Deu Cupim

Deu cupim (samba de gafieira de Henricão e J. Alcides)

Se não fosse o samba, Henrique Felipe da Costa, o Henricão, teria seguido a carreira de jogador de futebol. Natural de Itapira, interior de São Paulo, começou jogando no Velo, de Rio Claro, depois no Floresta, de Amparo, até vir para a capital jogar no Corinthians. Era campeão do interior e chegou a fazer dois jogos pelo Corinthians, e segundo ele mesmo era um bom goleiro. Mas as cabrochas do samba falaram mais alto, e aí perdemos um goleiro e ganhamos um sambista.

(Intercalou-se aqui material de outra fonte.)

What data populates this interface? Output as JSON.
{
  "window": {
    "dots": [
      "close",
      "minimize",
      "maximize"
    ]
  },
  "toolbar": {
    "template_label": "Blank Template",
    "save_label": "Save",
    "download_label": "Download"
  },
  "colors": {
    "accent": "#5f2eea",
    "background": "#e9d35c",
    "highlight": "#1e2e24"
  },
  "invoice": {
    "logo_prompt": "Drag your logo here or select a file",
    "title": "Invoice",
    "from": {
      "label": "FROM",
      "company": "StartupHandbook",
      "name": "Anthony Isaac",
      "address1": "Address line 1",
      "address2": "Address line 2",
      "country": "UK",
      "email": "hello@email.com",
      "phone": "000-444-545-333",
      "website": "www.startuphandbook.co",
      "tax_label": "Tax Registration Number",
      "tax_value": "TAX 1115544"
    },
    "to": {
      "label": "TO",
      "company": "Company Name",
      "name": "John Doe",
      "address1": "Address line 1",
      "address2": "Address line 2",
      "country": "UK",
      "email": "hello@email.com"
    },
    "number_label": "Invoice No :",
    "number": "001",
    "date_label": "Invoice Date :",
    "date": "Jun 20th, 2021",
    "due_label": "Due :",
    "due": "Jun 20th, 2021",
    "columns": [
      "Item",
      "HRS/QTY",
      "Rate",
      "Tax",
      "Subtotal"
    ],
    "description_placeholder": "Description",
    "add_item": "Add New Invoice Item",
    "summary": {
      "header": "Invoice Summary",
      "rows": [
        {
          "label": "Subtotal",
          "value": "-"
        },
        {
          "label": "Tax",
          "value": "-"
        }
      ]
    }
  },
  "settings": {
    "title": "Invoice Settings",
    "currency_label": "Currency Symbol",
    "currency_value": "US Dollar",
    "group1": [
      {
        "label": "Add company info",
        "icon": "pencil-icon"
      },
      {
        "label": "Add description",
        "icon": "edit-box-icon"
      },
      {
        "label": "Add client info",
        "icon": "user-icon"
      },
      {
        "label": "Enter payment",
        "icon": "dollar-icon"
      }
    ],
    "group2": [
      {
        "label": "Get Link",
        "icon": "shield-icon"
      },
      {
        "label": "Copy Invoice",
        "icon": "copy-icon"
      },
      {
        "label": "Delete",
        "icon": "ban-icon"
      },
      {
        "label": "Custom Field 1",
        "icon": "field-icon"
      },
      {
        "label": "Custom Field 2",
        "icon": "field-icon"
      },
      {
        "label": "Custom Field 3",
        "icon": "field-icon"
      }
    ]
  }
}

Henricão foi um dos fundadores do Cordão Carnavalesco Vai Vai, ao lado dos amigos Benedito Sardinha, Livinho, Frederico Penteado, Lolo, Dona Castorina, Dona Iracema e Dona Sinhá, em 1930. É o autor do primeiro samba para o Vai Vai, quando eles se encontravam na casa do Louro, na rua Rocha no. 12, e ainda eram aquela turma de amigos do vai vai em qualquer lugar, ou vai vai embora daqui, e ele motorista na rua Augusta, em 28.

Foi dali convidado a cantar na Rádio Educadora Paulista, no tempo do microfone de carvão. Trabalhou também na Rádio Record, e depois foi tentar a vida no Rio de Janeiro, onde logo ficou amigo do sambista Ataulfo Alves, gravando em seu programa Caminho da Glória, na Rádio Cruzeiro do Sul. Lá frequentou a Festa da Penha, berço do samba carioca, e viu várias escolas de samba nascerem como blocos carnavalescos. Lançou vários de seus sambas na Gafieira Elite, antiga Kananga do Japão.

Foi também ator de cinema, participando de filmes como Quero Movimento e Berlim na Batucada, de Lulu de Barros, onde atuou ao lado de Francisco Alves e Procópio Ferreira. Seu personagem Justino no filme Sinhá Moça, produção da Vera Cruz, lhe rendeu o prêmio Governador do Estado de São Paulo, entre outros.

Foi o primeiro Rei Momo negro da história do carnaval paulistano, e o foi em homenagem ao palhaço Piolin, que se encontrava muito doente na época. A verba de seu reinado foi utilizada em auxílio do amigo e Henricão foi “Rei Momo do Mundo Maravilhoso de Piolin”, como declarou no programa MPB Especial de 73, dirigido por Fernando Faro.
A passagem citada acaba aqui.